Is there anything in the house more soothing, more satisfying, more sustaining to body and soul than honey?
Honey is magical – a viscous, sweet essence with a thousand year shelf life and a thousand uses, including topical anti-bacterial application.
Ancient Egyptian doctors used honey to treat skin disorders. Medical doctors today have discovered that honey applied topically can defeat drug resistant strains of bacteria MRSA. In contact with bodily tissues honey forms a thin layer of hydrogen peroxide.
An aficionado of the offbeat medical fact, Mr. Henry has been repeating this one to friends and acquaintances for days – one more reason his broad popularity is unassailable.
In conjunction with honey’s low oxygen content, the peroxide slowly but effectively combats infection. Might this be a reason why hot water, lemon and honey – the traditional home remedy for a sore throat – genuinely works?
When preparing a vinaigrette, Mr. Henry likes to add a smidgeon of honey permitting him to employ more acidic elements like red wine vinegar or lemon juice.
A touch of honey works wonders in a conch ceviche, too, as Honey Ryder might have known.
Honey’s astringent sweetness modulates sourness as well as saltiness.
All in all a bit of honey helps awaken the taste buds and balance the vinaigrette’s other flavors. The same holds true for marinades.
In the morning nothing placates the annoyance of having to abandon one’s bed (oh bed! greatest invention of mankind!) like a bowl of plain yogurt with a tablespoon of White Gold, a pure untreated Canadian honey that has been the Henry household favorite for years.
Not everyone sees honey as the essence of purity, however. Unbeknownst to Mr. Henry until he read this article in Slate, among the vegan community a bitter fight rages over whether or not eating honey is cruel and exploitative to bees.
When angry vegans square off to really duke it out, Mr. Henry wonders about their choice of weapons. Cream puffs are definitely out. (No dairy permitted.) Likewise for leather batons. Things could get ugly in a hurry.
It’s too bad they can’t use honey on the abrasions.
This is not what I thought it would be from the title of the blog.
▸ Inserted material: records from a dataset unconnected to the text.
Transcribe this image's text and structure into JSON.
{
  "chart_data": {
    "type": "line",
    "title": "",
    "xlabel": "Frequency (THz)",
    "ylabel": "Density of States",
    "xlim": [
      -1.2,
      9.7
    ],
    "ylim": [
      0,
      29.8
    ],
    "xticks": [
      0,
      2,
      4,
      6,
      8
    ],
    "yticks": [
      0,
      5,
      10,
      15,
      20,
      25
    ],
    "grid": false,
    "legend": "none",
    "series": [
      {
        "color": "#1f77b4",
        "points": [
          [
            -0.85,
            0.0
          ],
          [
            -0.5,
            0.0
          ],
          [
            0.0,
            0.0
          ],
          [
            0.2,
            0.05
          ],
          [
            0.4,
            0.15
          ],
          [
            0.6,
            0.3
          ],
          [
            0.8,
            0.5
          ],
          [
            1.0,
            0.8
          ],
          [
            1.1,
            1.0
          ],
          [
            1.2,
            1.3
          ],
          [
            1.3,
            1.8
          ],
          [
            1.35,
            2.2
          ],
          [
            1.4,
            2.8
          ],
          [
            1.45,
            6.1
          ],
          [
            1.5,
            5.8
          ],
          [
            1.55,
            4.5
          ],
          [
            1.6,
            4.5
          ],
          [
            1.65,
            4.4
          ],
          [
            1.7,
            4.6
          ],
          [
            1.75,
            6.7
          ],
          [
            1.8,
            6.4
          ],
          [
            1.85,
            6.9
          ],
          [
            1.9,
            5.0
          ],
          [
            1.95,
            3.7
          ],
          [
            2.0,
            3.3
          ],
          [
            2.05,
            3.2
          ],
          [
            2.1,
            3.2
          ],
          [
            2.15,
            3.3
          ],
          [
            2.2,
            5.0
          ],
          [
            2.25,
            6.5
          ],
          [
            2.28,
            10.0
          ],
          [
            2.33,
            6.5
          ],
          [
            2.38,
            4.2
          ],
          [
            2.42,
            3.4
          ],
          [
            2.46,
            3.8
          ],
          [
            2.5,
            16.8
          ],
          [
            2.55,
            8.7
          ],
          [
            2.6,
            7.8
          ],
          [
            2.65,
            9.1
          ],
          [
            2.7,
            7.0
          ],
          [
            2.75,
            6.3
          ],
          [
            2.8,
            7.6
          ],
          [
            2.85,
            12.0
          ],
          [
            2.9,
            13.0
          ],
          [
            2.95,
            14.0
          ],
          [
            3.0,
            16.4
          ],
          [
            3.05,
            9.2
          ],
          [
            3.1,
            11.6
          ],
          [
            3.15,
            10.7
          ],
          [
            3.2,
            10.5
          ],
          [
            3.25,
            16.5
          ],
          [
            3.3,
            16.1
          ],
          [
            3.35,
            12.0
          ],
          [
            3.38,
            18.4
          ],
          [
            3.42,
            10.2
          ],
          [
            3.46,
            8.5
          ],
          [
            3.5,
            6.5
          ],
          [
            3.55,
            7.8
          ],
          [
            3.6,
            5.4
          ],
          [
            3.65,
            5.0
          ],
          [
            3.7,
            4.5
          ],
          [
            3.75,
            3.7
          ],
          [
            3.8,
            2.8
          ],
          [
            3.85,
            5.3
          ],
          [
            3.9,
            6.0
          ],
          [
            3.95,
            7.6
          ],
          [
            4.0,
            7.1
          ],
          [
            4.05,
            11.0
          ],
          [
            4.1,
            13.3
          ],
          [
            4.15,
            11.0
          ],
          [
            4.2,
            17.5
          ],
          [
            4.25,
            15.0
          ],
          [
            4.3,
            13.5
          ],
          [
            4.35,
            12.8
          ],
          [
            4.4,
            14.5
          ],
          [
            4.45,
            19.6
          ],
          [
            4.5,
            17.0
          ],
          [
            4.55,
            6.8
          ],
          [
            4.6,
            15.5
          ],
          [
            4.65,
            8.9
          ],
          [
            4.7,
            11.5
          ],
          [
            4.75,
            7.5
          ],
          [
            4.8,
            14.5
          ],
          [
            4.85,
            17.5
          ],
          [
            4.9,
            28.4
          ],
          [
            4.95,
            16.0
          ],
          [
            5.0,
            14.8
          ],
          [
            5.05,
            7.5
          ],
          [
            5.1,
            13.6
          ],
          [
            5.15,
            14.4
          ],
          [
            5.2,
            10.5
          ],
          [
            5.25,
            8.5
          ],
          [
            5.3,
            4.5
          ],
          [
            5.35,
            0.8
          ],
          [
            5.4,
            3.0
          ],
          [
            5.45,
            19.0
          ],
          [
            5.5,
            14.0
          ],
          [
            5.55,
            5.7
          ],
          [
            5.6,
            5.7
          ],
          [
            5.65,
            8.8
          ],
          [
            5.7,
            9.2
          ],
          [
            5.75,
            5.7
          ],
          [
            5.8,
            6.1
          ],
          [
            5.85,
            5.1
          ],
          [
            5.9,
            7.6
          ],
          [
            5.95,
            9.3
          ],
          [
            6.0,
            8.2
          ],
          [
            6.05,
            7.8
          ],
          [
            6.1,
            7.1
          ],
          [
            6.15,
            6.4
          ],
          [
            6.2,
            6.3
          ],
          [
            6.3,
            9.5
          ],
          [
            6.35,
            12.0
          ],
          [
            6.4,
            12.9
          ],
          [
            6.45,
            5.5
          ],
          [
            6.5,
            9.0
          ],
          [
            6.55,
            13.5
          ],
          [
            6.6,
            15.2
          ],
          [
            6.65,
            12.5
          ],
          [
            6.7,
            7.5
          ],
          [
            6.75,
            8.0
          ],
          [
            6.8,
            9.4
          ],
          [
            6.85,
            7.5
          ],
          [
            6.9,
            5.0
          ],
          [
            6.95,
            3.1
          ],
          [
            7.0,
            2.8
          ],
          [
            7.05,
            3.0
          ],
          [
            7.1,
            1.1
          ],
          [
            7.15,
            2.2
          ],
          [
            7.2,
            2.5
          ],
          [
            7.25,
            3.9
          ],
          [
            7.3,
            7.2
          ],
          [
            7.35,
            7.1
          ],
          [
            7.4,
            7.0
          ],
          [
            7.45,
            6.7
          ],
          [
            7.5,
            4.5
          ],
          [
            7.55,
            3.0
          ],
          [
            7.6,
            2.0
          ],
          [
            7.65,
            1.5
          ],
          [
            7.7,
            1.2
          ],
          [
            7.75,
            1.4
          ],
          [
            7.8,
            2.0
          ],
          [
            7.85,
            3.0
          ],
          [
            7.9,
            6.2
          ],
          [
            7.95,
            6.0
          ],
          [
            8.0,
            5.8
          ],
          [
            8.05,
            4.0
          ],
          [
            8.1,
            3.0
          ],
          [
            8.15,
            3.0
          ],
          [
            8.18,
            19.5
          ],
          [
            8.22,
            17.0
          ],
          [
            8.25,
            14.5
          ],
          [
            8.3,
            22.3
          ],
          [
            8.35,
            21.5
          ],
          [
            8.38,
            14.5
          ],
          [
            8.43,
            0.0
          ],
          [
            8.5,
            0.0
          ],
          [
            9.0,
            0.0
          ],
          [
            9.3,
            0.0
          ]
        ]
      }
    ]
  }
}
Honey do is a list of odd jobs for a husband to do. Then you post that title with a picture of Jack Nicholson from The Shining, the crazy “here’s Johnny” picture, I expected with that something more about husbands around the house.
Comment by Tinker 12 — September 21, 2008 @ 7:09 pm
Oh, the pitfalls of wordplay!
Comment by Glinda — September 25, 2008 @ 6:32 pm
Please, let’s not talk about punishing vegans. Don’t they suffer enough already?
Comment by raincoaster — September 27, 2008 @ 3:19 pm
you’ve pinpointed it, raincoaster, there is a masochistic aspect to their philosophy… s & m really, because they want to torture us too…
pleather whips anyone?
excellent diatribe btw, Mr. Henry….
Comment by klee — September 27, 2008 @ 6:52 pm
Gargling with a water-and-hydrogen peroxide mix has also long been a treatment for sore throats and mouth sores.
I’d like to point out that medical doctors are finally figuring out that many “old wives’ tales” came from old wives who lived long enough to figure out what they were doing.